De novo: a crítica a acadêmicos é muito importante. Afinal, ainda mais quando falamos de pessoas que fomentam pesquisas e reflexão feitas com dinheiro público, é essencial alinhamento no debate público sobre a produção feita por esses.
Porém, é no desmerecimento do tão somente “isso é acadêmico demais” que reside, publicamente, um processo mais amplo de desmantelamento da pesquisa publicamente financiada, legitimada e com possibilidades efetivas de impactar a vida pública a partir de políticas públicas. Ou seja, esse campo acadêmico também é um campo “instável”” e há lutas específicas dentro dele que precisam ser articuladas para tornar esse espaço mais efetivo para ascensão, protagonismo e representação de negros e negras que nele adentram.
Não: não são as críticas de redes sociais que criam isso. Mas elas, e essa é a parte crítica sobre que debate público estamos fazendo, podem convergir com interesses mais amplos de tirar do Público esse lugar. De destina-lo — como já vemos há algum tempo certas propostas — ao âmbito do privado. Instituições privadas financiando pesquisas.
Parece ok, mas no Brasil não temos um Vice Presidente negro ou uma CEO (presidente) negra na Fundação Ford bancando pesquisa sobre quilombos ou sobre realidade das mulheres negras no mercado de trabalho.
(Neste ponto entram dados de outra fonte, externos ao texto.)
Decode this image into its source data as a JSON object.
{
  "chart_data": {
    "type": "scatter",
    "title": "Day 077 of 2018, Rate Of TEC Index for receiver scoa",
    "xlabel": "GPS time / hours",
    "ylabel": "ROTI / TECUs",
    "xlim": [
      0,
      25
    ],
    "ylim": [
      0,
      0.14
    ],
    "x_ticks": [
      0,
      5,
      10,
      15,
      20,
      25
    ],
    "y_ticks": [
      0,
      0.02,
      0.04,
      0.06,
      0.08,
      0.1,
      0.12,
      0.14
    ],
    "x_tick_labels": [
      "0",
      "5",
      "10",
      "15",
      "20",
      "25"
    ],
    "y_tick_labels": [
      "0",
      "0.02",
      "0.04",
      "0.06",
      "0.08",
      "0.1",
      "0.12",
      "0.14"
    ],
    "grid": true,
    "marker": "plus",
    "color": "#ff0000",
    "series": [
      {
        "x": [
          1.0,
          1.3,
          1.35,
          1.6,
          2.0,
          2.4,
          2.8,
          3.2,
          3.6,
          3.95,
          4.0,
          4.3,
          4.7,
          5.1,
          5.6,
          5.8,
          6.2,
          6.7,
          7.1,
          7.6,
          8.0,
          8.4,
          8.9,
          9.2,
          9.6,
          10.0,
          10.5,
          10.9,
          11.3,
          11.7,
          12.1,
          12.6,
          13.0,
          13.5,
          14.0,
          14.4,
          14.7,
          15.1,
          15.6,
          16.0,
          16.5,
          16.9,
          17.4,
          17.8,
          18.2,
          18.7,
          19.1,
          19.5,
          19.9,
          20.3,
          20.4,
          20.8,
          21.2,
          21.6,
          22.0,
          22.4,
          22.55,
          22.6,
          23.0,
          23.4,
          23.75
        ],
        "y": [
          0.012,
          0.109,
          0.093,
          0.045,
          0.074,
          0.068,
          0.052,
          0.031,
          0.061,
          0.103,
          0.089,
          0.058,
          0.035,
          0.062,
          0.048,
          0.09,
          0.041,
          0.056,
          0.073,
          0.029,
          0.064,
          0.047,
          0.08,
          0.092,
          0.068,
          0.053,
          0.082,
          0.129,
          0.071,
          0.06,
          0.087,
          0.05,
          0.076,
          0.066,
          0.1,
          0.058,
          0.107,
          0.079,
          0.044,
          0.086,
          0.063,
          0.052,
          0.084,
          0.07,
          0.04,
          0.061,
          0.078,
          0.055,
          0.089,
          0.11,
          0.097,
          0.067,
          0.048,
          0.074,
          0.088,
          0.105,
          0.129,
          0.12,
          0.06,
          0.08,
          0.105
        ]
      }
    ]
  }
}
Não possuímos fraternidades negras oriundas das instituições de ensino que financiam constantemente pesquisa e formação de outros estudantes e pesquisadores negros.
Ou tão pouco possuímos associações de empresários negros (com muita grana) com fundações e institutos financiando pesquisas privadas para promoção da igualdade racial e como reduzir a desigualdade econômica e social dos negros. Não temos. E isso não parece estar no horizonte do mercado — mesmo com todo o papo de responsabilidade social etc -, dado que é nessa esfera que o discurso da meritocracia e de privilégios (de classe, raça, gênero) encontram seus maiores (não únicos, vale ressaltar) defensores.
A crítica sobre excessos do academicismo devem ser feitas, assim como os intelectuais negros e negras da academia devem participar mais e mais dos debates públicos. Ou mesmo empreender nessa esfera [escreverei mais sobre em um próxima oportunidade]. Não é um “OU”, e sim um “E”: precisamos de ativistas, militantes e vozes na academia E fora dela. Precisamos de olhares críticos analisando as práticas e dinâmicas de reprodução das desigualdades dentre E fora da academia. Precisamos ocupar tudo. É sempre E. Não OU. Nem “não”.
O sonho moderno, a meu ver, de inclusão plena é recheado de Es: negros na política, no mercado, na academia, na rua, no shopping, na capa de Forbes. Protagonizado. E, e não OU. Nós, negros e negras, não podemos, ainda, nos dar a esse luxo, nem cair nessas amarras. Ainda.